2015-11-04 12:59:00

Romania, le dimissioni del governo dopo il rogo in discoteca


In Romania, con il premier socialdemocratico Victor Ponta si dimette l'intero governo.  Accade in conseguenza delle proteste per il rogo alla discoteca di Bucarest, costato la vita a 32 persone. Nelle ultime ore, in  20 mila hanno manifestato a Bucarest contro l'esecutivo. Si è dimesso anche il sindaco del municipio di appartenenza della discoteca, Cristian Popescu Piedone, che ha parlato di “responsabilità morale". Della situazione sociale e del contesto politico in Romania, Fausta Speranza ha parlato con Aldo Ferrari, docente di Russia e Europa Orientale all’Università Ca’ Foscari di Venezia:

R. – La Romania, come la maggior parte dei Paesi post-comunisti, si trova in una situazione che, vista da un punto di vista occidentale, è problematica e non è brillante.
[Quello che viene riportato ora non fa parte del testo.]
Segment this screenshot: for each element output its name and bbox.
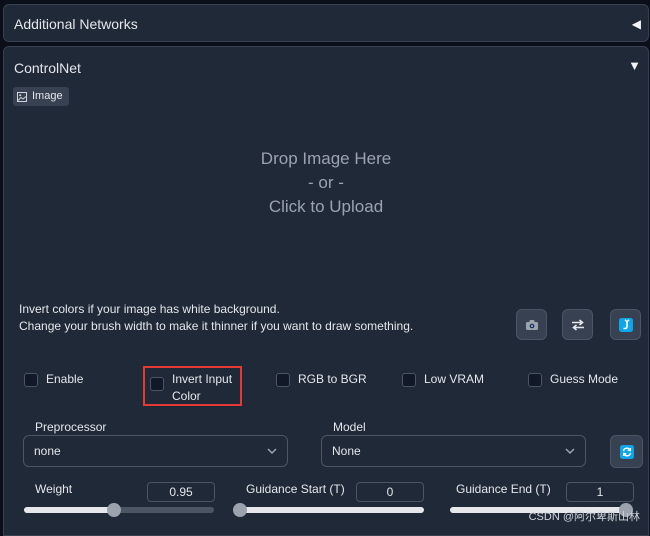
guidance-end-number-input[interactable]: 1 [566,482,634,502]
controlnet-accordion: ControlNet ▼ Image Drop Image Here - or … [3,46,649,536]
model-select[interactable]: None [321,435,586,467]
enable-checkbox[interactable]: Enable [24,371,83,388]
guidance-start-slider-thumb[interactable] [233,503,247,517]
dropzone-line2: - or - [308,173,344,192]
additional-networks-accordion[interactable]: Additional Networks ◀ [3,4,649,42]
chevron-down-icon [267,448,277,455]
refresh-models-button[interactable] [610,435,643,468]
image-icon [17,91,27,102]
guess-checkbox-box[interactable] [528,373,542,387]
preprocessor-value: none [34,444,61,458]
triangle-down-icon[interactable]: ▼ [628,58,641,73]
camera-button[interactable] [516,309,547,340]
guidance-start-slider-track [240,507,424,513]
low-vram-checkbox[interactable]: Low VRAM [402,371,484,388]
rgb-label: RGB to BGR [298,372,367,386]
refresh-icon [619,444,634,459]
send-button[interactable] [610,309,641,340]
camera-icon [525,319,538,330]
triangle-left-icon[interactable]: ◀ [632,17,641,31]
swap-button[interactable] [562,309,593,340]
send-arrow-icon [618,317,633,332]
help-text: Invert colors if your image has white ba… [19,301,413,335]
image-tab[interactable]: Image [13,87,69,106]
enable-label: Enable [46,372,84,386]
rgb-to-bgr-checkbox[interactable]: RGB to BGR [276,371,367,388]
weight-number-input[interactable]: 0.95 [147,482,215,502]
dropzone-line1: Drop Image Here [260,149,392,168]
invert-highlight-box [143,366,242,406]
controlnet-title[interactable]: ControlNet [14,60,81,76]
image-dropzone[interactable]: Drop Image Here - or - Click to Upload [4,147,648,219]
chevron-down-icon [565,448,575,455]
lowvram-label: Low VRAM [424,372,485,386]
weight-label: Weight [35,482,73,496]
weight-slider-thumb[interactable] [107,503,122,517]
guidance-start-label: Guidance Start (T) [246,482,345,496]
image-tab-label: Image [32,90,63,102]
help-line1: Invert colors if your image has white ba… [19,302,280,316]
guess-label: Guess Mode [550,372,619,386]
lowvram-checkbox-box[interactable] [402,373,416,387]
enable-checkbox-box[interactable] [24,373,38,387]
model-value: None [332,444,361,458]
guess-mode-checkbox[interactable]: Guess Mode [528,371,618,388]
preprocessor-label: Preprocessor [35,420,107,434]
guidance-start-number-input[interactable]: 0 [356,482,424,502]
model-label: Model [333,420,366,434]
weight-slider[interactable] [24,503,214,517]
guidance-start-slider[interactable] [233,503,424,517]
watermark: CSDN @阿尔卑斯山林 [528,511,640,523]
help-line2: Change your brush width to make it thinn… [19,319,414,333]
swap-arrows-icon [571,318,584,331]
dropzone-line3: Click to Upload [268,197,384,216]
weight-slider-fill [24,507,115,513]
rgb-checkbox-box[interactable] [276,373,290,387]
guidance-end-label: Guidance End (T) [456,482,551,496]
preprocessor-select[interactable]: none [23,435,288,467]
additional-networks-title: Additional Networks [14,16,138,32]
Però, non è una situazione disperata o difficilissima: una parte consistente della popolazione è emigrata in cerca di lavoro, e con le sue rimesse sostiene l’economia del Paese. Ci sono molte contraddizioni e molte disuguaglianze sociali. Ma diciamo che è una situazione abbastanza simile a quella di altri Paesi post-comunisti e, sicuramente, una parte della popolazione non è soddisfatta. Di qui anche i frequenti cambi di governo tra destra e sinistra. È un Paese che segue per buona parte le dinamiche post-comuniste di altri Paesi dell’Europa orientale, e che deve risolvere ancora molti problemi.

D. – Che dire del momento politico e che dire del ruolo del Partito socialdemocratico del governo dimissionario?

R. – Il governo socialdemocratico, come spesso avviene dopo le elezioni, aveva basato molte speranze soprattutto nella lotta alla corruzione, alla disuguaglianza economica e sociale. E questa speranza è stata ampiamente disattesa: non bisogna dimenticare che il primo ministro dimissionario è sotto accusa per corruzione e per frode, quindi è uno smacco di immagine molto molto grande. Da questo punto di vista, è evidente che la società rumena era già nettamente insoddisfatta, era molto delusa dell’attuale governo dimissionario, prima di questo episodio.

D. – Quali dinamiche politiche si possono immaginare adesso, dopo le dimissioni?

R. – Questa è chiaramente una svolta notevole. Il governo è dimissionario per una ragione poi sulla quale il governo può avere delle responsabilità indirettamente. La situazione è evidentemente di profondo cambiamento. Si può pensare che si dovrà tornare ad elezioni, a meno che non si riesca a formare un governo, sempre socialdemocratico, ma con un leader differente. Ma sicuramente non facilita da parte del Paese la soluzione dei molti problemi politici ed economici che ha di fronte.

D. – Che dire della Romania nel contesto dei Paesi dell’Est europeo?

R. – E un Paese che ha risorse, superficie, popolazione, e che probabilmente ha delle potenzialità che avrebbe sicuramente potuto, e che potrebbe, sfruttare meglio. Come altri Paesi ex-comunisti, non si è ancora completamente liberato dal peso negativo del passato, ma è su un percorso positivo. Si tratta di pazientare anche da parte della popolazione rumena, evidentemente. Ma è difficile immaginare che un cambiamento di governo possa completamente modificare la situazione. È un Paese che ha dei problemi, occorrono molta pazienza, capacità e onestà da parte dei vari governi, e finora in Romania, a quanto pare, non non se ne sono viste. 

D. – Diciamo una parola sulla situazione creatasi con l’emergenza immigrazione sulla rotta balcanica…

R. – Anche in Romania è stata avvertita, ma in misura decisamente minore rispetto ad altri Paesi. La Romania, per la sua posizione geografica, è abbastanza esclusa dalla rotta prevalente che è indirizzata verso i Paesi dell’Europa settentrionale, e che quindi passa più a Occidente. Quindi, viene sentita in maniera minore se pensiamo all’Ungheria o alla Serbia. Sicuramente il problema c'è, ma in maniera meno grave. Un Paese come la Romania, purtroppo, per la sua grandissima comunità di emigrati, ha una sensibilità diversa, più aperta,  rispetto a quella di Paesi che sentono meno queste dinamiche, come quella che l’Ungheria ha dimostrato di avere.